Did you fire this brass in your gun? Brass from a semi auto .308 may be over sized and you will need the small base dies.
If you fired these in your gun, you should be able to resize them. YOU ARE NOT OVER LENGTH at only .018" over trim length. Trim length is usually .010 under mfg spec to allow you a couple of firings between trimming. This should NOT keep you from closing your bolt. If you were .050" over, then maybe the bolt wont close, or it will close hard. (Unless you have a match chamber which you don't or you wouldn't have to ask us the question.)
Go to your press. Unscrew the sizing die about three turns and unlock the lock ring.
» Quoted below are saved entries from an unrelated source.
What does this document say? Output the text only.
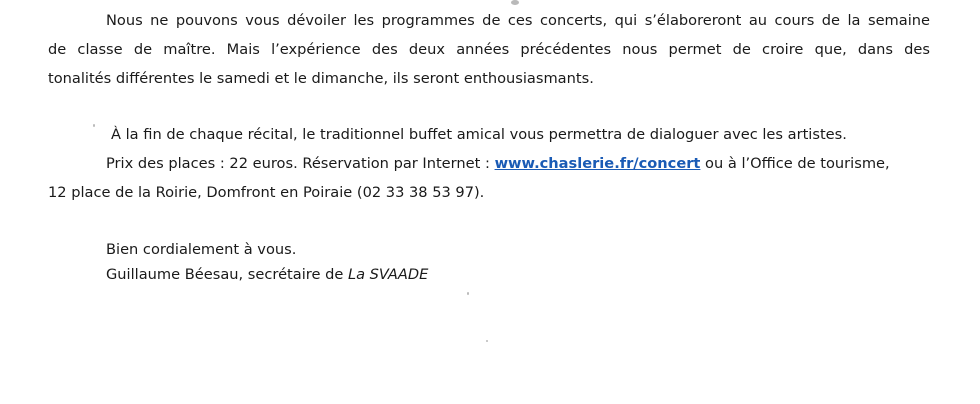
Nous ne pouvons vous dévoiler les programmes de ces concerts, qui s’élaboreront au cours de la semaine
de classe de maître. Mais l’expérience des deux années précédentes nous permet de croire que, dans des
tonalités différentes le samedi et le dimanche, ils seront enthousiasmants.
À la fin de chaque récital, le traditionnel buffet amical vous permettra de dialoguer avec les artistes.
Prix des places : 22 euros. Réservation par Internet : www.chaslerie.fr/concert ou à l’Office de tourisme,
12 place de la Roirie, Domfront en Poiraie (02 33 38 53 97).
Bien cordialement à vous.
Guillaume Béesau, secrétaire de La SVAADE
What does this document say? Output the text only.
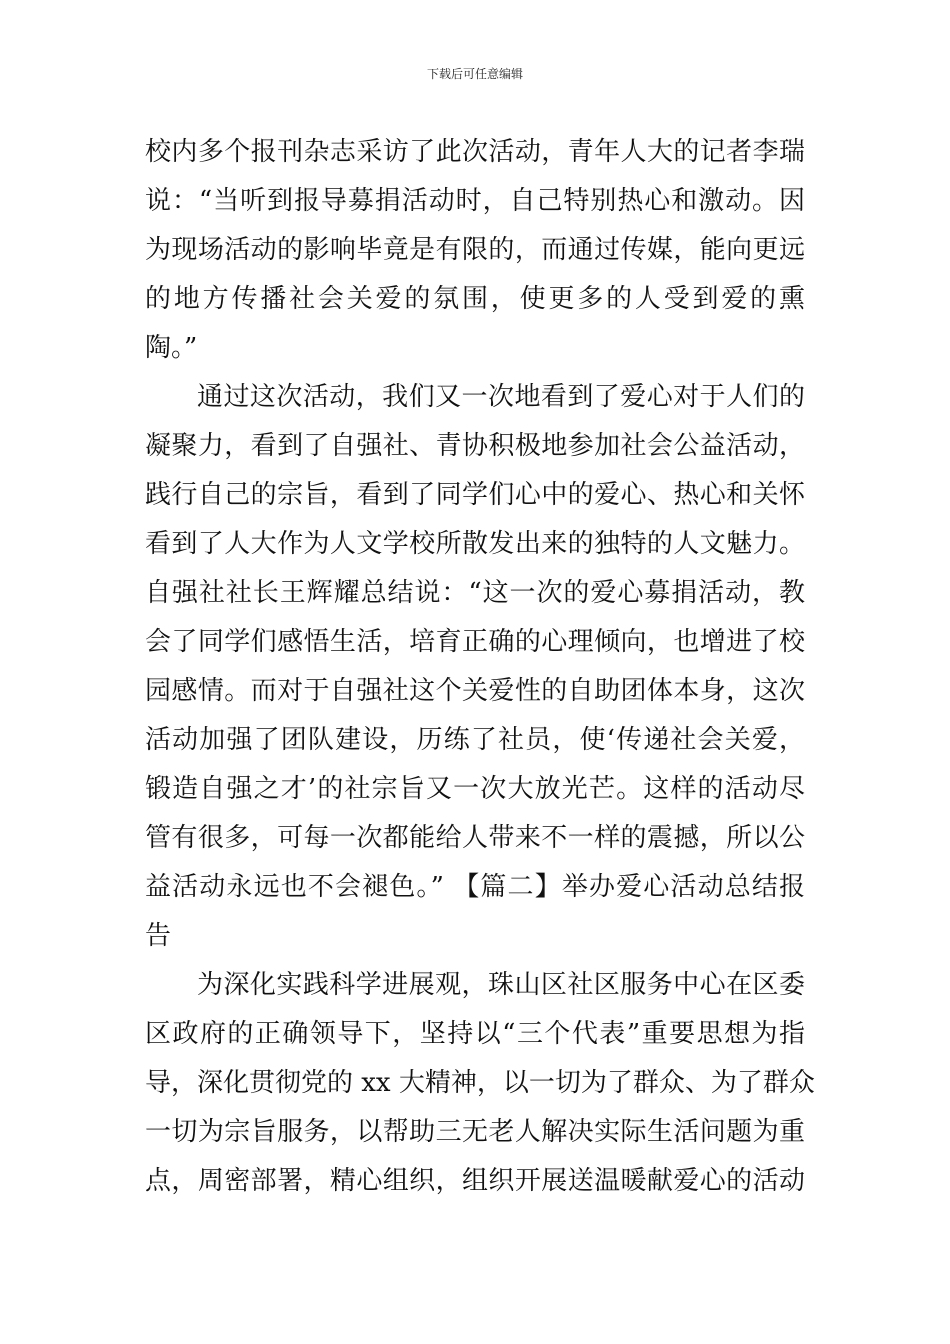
下载后可任意编辑
校内多个报刊杂志采访了此次活动，青年人大的记者李瑞
说：“当听到报导募捐活动时，自己特别热心和激动。因
为现场活动的影响毕竟是有限的，而通过传媒，能向更远
的地方传播社会关爱的氛围，使更多的人受到爱的熏
陶。”
通过这次活动，我们又一次地看到了爱心对于人们的
凝聚力，看到了自强社、青协积极地参加社会公益活动，
践行自己的宗旨，看到了同学们心中的爱心、热心和关怀
看到了人大作为人文学校所散发出来的独特的人文魅力。
自强社社长王辉耀总结说：“这一次的爱心募捐活动，教
会了同学们感悟生活，培育正确的心理倾向，也增进了校
园感情。而对于自强社这个关爱性的自助团体本身，这次
活动加强了团队建设，历练了社员，使‘传递社会关爱，
锻造自强之才’的社宗旨又一次大放光芒。这样的活动尽
管有很多，可每一次都能给人带来不一样的震撼，所以公
益活动永远也不会褪色。” 【篇二】举办爱心活动总结报
告
为深化实践科学进展观，珠山区社区服务中心在区委
区政府的正确领导下，坚持以“三个代表”重要思想为指
导，深化贯彻党的 xx 大精神，以一切为了群众、为了群众
一切为宗旨服务，以帮助三无老人解决实际生活问题为重
点，周密部署，精心组织，组织开展送温暖献爱心的活动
Screw the lock ring up about two turns. Pull the press handle down so the ram is all of the way up. Take your hand OFF the press handle. Screw your die down until you cannot screw it down any more by hand. Now, while holding that die with one hand, pull up on your press handle. You should be able to feel that die move just a little. This is the little bit of tolerance difference in the threads. You should also have smooth upswing of the press handle. Now turn your die down just about 1/16th of a turn. (On my press I watch to see one or two letters in the RCBS printing on top of the die move.) While still holding that die, push your press handle down. You should feel the ram touch the die. You should feel the die move a little, and then you should feel that press handle move as it "cams over" at the bottom of the stroke. You adjust your die down to where that little bit of movement in the die disappears as the press handle cams over. If you have to FORCE the handle to cam over, you have gone too far. This is full length sizing!! Screw the lock ring down and lock it.
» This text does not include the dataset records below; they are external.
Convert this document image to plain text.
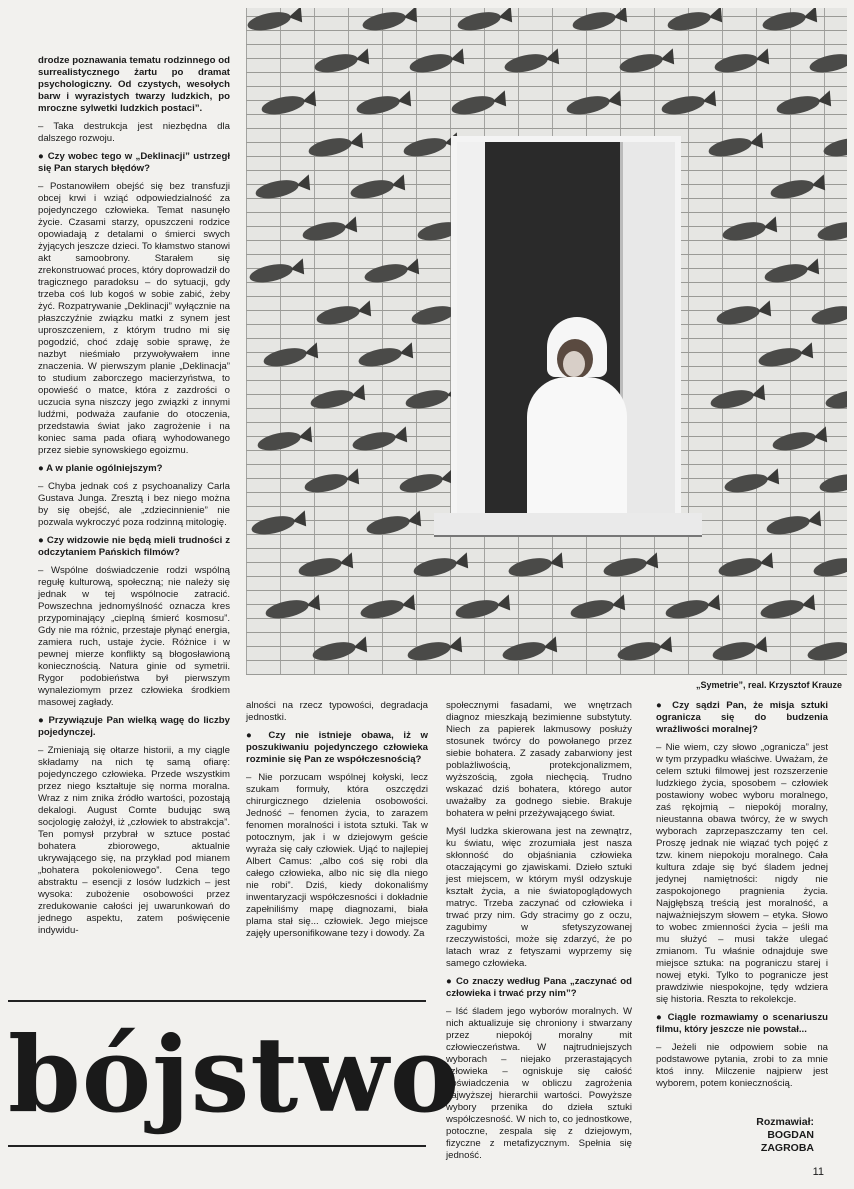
drodze poznawania tematu rodzinnego od surrealistycznego żartu po dramat psychologiczny. Od czystych, wesołych barw i wyrazistych twarzy ludzkich, po mroczne sylwetki ludzkich postaci”.

– Taka destrukcja jest niezbędna dla dalszego rozwoju.

● Czy wobec tego w „Deklinacji” ustrzegł się Pan starych błędów?

– Postanowiłem obejść się bez transfuzji obcej krwi i wziąć odpowiedzialność za pojedynczego człowieka. Temat nasunęło życie. Czasami starzy, opuszczeni rodzice opowiadają z detalami o śmierci swych żyjących jeszcze dzieci. To kłamstwo stanowi akt samoobrony. Starałem się zrekonstruować proces, który doprowadził do tragicznego paradoksu – do sytuacji, gdy trzeba coś lub kogoś w sobie zabić, żeby żyć. Rozpatrywanie „Deklinacji” wyłącznie na płaszczyźnie związku matki z synem jest uproszczeniem, z którym trudno mi się pogodzić, choć zdaję sobie sprawę, że nazbyt nieśmiało przywoływałem inne znaczenia. W pierwszym planie „Deklinacja” to studium zaborczego macierzyństwa, to opowieść o matce, która z zazdrości o uczucia syna niszczy jego związki z innymi ludźmi, podważa zaufanie do otoczenia, przedstawia świat jako zagrożenie i na koniec sama pada ofiarą wyhodowanego przez siebie synowskiego egoizmu.

● A w planie ogólniejszym?

– Chyba jednak coś z psychoanalizy Carla Gustava Junga. Zresztą i bez niego można by się obejść, ale „zdziecinnienie” nie pozwala wykroczyć poza rodzinną mitologię.

● Czy widzowie nie będą mieli trudności z odczytaniem Pańskich filmów?

– Wspólne doświadczenie rodzi wspólną regułę kulturową, społeczną; nie należy się jednak w tej wspólnocie zatracić. Powszechna jednomyślność oznacza kres przypominający „cieplną śmierć kosmosu”. Gdy nie ma różnic, przestaje płynąć energia, zamiera ruch, ustaje życie. Różnice i w pewnej mierze konflikty są błogosławioną koniecznością. Natura ginie od symetrii. Rygor podobieństwa był pierwszym wynaleziomym przez człowieka środkiem masowej zagłady.

● Przywiązuje Pan wielką wagę do liczby pojedynczej.

– Zmieniają się ołtarze historii, a my ciągle składamy na nich tę samą ofiarę: pojedynczego człowieka. Przede wszystkim przez niego kształtuje się norma moralna. Wraz z nim znika źródło wartości, pozostają dekalogi. August Comte budując swą socjologię założył, iż „człowiek to abstrakcja”. Ten pomysł przybrał w sztuce postać bohatera zbiorowego, aktualnie ukrywającego się, na przykład pod mianem „bohatera pokoleniowego”. Cena tego abstraktu – esencji z losów ludzkich – jest wysoka: zubożenie osobowości przez zredukowanie całości jej uwarunkowań do jednego aspektu, zatem poświęcenie indywidu-

„Symetrie”, real. Krzysztof Krauze

alności na rzecz typowości, degradacja jednostki.

● Czy nie istnieje obawa, iż w poszukiwaniu pojedynczego człowieka rozminie się Pan ze współczesnością?

– Nie porzucam wspólnej kołyski, lecz szukam formuły, która oszczędzi chirurgicznego dzielenia osobowości. Jedność – fenomen życia, to zarazem fenomen moralności i istota sztuki. Tak w potocznym, jak i w dziejowym geście wyraża się cały człowiek. Ująć to najlepiej Albert Camus: „albo coś się robi dla całego człowieka, albo nic się dla niego nie robi”. Dziś, kiedy dokonaliśmy inwentaryzacji współczesności i dokładnie zapełniliśmy mapę diagnozami, biała plama stał się... człowiek. Jego miejsce zajęły upersonifikowane tezy i dowody. Za

społecznymi fasadami, we wnętrzach diagnoz mieszkają bezimienne substytuty. Niech za papierek lakmusowy posłuży stosunek twórcy do powołanego przez siebie bohatera. Z zasady zabarwiony jest poblażliwością, protekcjonalizmem, wyższością, zgoła niechęcią. Trudno wskazać dziś bohatera, którego autor uważałby za godnego siebie. Brakuje bohatera w pełni przeżywającego świat.

Myśl ludzka skierowana jest na zewnątrz, ku światu, więc zrozumiała jest nasza skłonność do objaśniania człowieka otaczającymi go zjawiskami. Dzieło sztuki jest miejscem, w którym myśl odzyskuje kształt życia, a nie światopoglądowych matryc. Trzeba zaczynać od człowieka i trwać przy nim. Gdy stracimy go z oczu, zagubimy w sfetyszyzowanej rzeczywistości, może się zdarzyć, że po latach wraz z fetyszami wyprzemy się samego człowieka.

● Co znaczy według Pana „zaczynać od człowieka i trwać przy nim”?

– Iść śladem jego wyborów moralnych. W nich aktualizuje się chroniony i stwarzany przez niepokój moralny mit człowieczeństwa. W najtrudniejszych wyborach – niejako przerastających człowieka – ogniskuje się całość doświadczenia w obliczu zagrożenia najwyższej hierarchii wartości. Powyższe wybory przenika do dzieła sztuki współczesność. W nich to, co jednostkowe, potoczne, zespala się z dziejowym, fizyczne z metafizycznym. Spełnia się jedność.

● Czy sądzi Pan, że misja sztuki ogranicza się do budzenia wrażliwości moralnej?

– Nie wiem, czy słowo „ogranicza” jest w tym przypadku właściwe. Uważam, że celem sztuki filmowej jest rozszerzenie ludzkiego życia, sposobem – człowiek postawiony wobec wyboru moralnego, zaś rękojmią – niepokój moralny, nieustanna obawa twórcy, że w swych wyborach zaprzepaszczamy ten cel. Proszę jednak nie wiązać tych pojęć z tzw. kinem niepokoju moralnego. Cała kultura zdaje się być śladem jednej jedynej namiętności: nigdy nie zaspokojonego pragnienia życia. Najgłębszą treścią jest moralność, a najważniejszym słowem – etyka. Słowo to wobec zmienności życia – jeśli ma mu służyć – musi także ulegać zmianom. Tu właśnie odnajduje swe miejsce sztuka: na pograniczu starej i nowej etyki. Tylko to pogranicze jest prawdziwie niespokojne, tędy wdziera się historia. Reszta to rekolekcje.

● Ciągle rozmawiamy o scenariuszu filmu, który jeszcze nie powstał...

– Jeżeli nie odpowiem sobie na podstawowe pytania, zrobi to za mnie ktoś inny. Milczenie najpierw jest wyborem, potem koniecznością.

bójstwo	Rozmawiał:
BOGDAN
ZAGROBA
11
For my bolt action guns, I screw the die down until it touches the shell holder, then I lock it in place. I will size the brass and see how it fits in my gun. If bolt doesn't want to close, I start to adjust the die as referenced above. ONLY, I don't keep turning die down untl all the slop is gone. I will turn it down 1/64th of a turn, or 1/32nd of a turn, lock it in place, and size a brass. I see how the brass fits my chamber and how the bolt closes. I will adjust the die down sometimes 10 times before I just get that bolt to hit the sweet spot where it locks down with just the slightest hint of hesitation at the very bottom. If it feels like your bolt is opening and closing super freely on a brass you have previously fired in your gun, you are over sizing it and will work harden the brass and lose case life. If you do the minimal sizing to get that bolt to close, you will hit optimum sizing for accuracy and brass life for THAT GUN.
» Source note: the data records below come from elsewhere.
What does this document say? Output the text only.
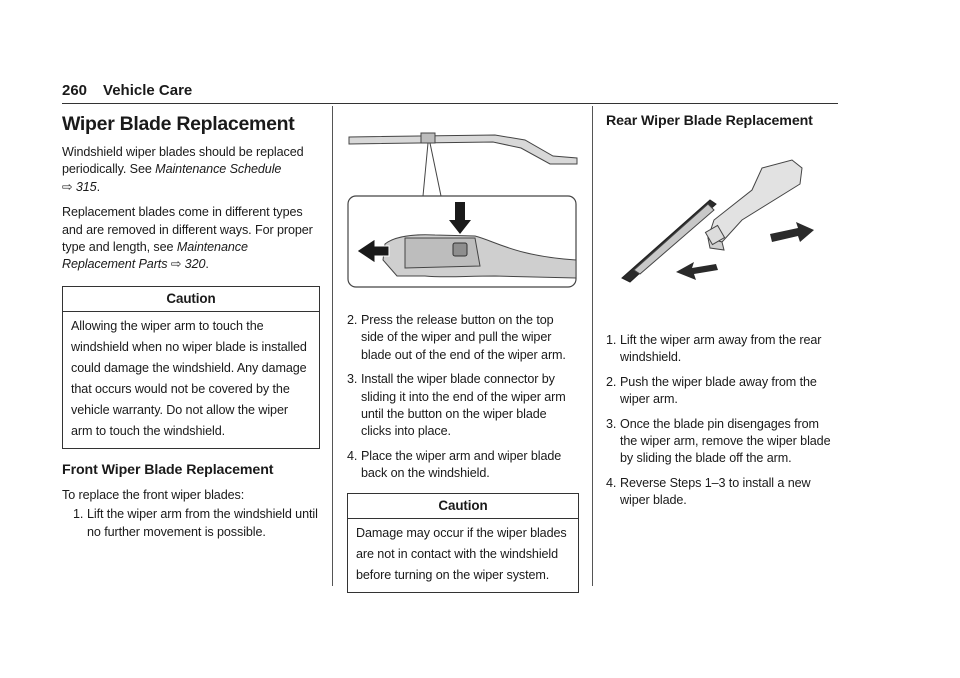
260 Vehicle Care
Wiper Blade Replacement

Windshield wiper blades should be replaced periodically. See Maintenance Schedule
⇨ 315.

Replacement blades come in different types and are removed in different ways. For proper type and length, see Maintenance Replacement Parts ⇨ 320.

Caution
Allowing the wiper arm to touch the windshield when no wiper blade is installed could damage the windshield. Any damage that occurs would not be covered by the vehicle warranty. Do not allow the wiper arm to touch the windshield.
Front Wiper Blade Replacement

To replace the front wiper blades:

1. Lift the wiper arm from the windshield until no further movement is possible.
2. Press the release button on the top side of the wiper and pull the wiper blade out of the end of the wiper arm.
3. Install the wiper blade connector by sliding it into the end of the wiper arm until the button on the wiper blade clicks into place.
4. Place the wiper arm and wiper blade back on the windshield.
Caution
Damage may occur if the wiper blades are not in contact with the windshield before turning on the wiper system.
Rear Wiper Blade Replacement
1. Lift the wiper arm away from the rear windshield.
2. Push the wiper blade away from the wiper arm.
3. Once the blade pin disengages from the wiper arm, remove the wiper blade by sliding the blade off the arm.
4. Reverse Steps 1–3 to install a new wiper blade.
Once you get used to adjusting the sizing die, you screw the die down and cam the handle back and forth so fast it just becomes second nature to hit that ultimate setting for full length sizing. HOWEVER, do not do this setting for a carbide die for pistol brass. You can crack your carbide insert. You only want to size enough of your pistol brass to seat the bullet anyway.
Just 2 cents worth of info for a nickel job.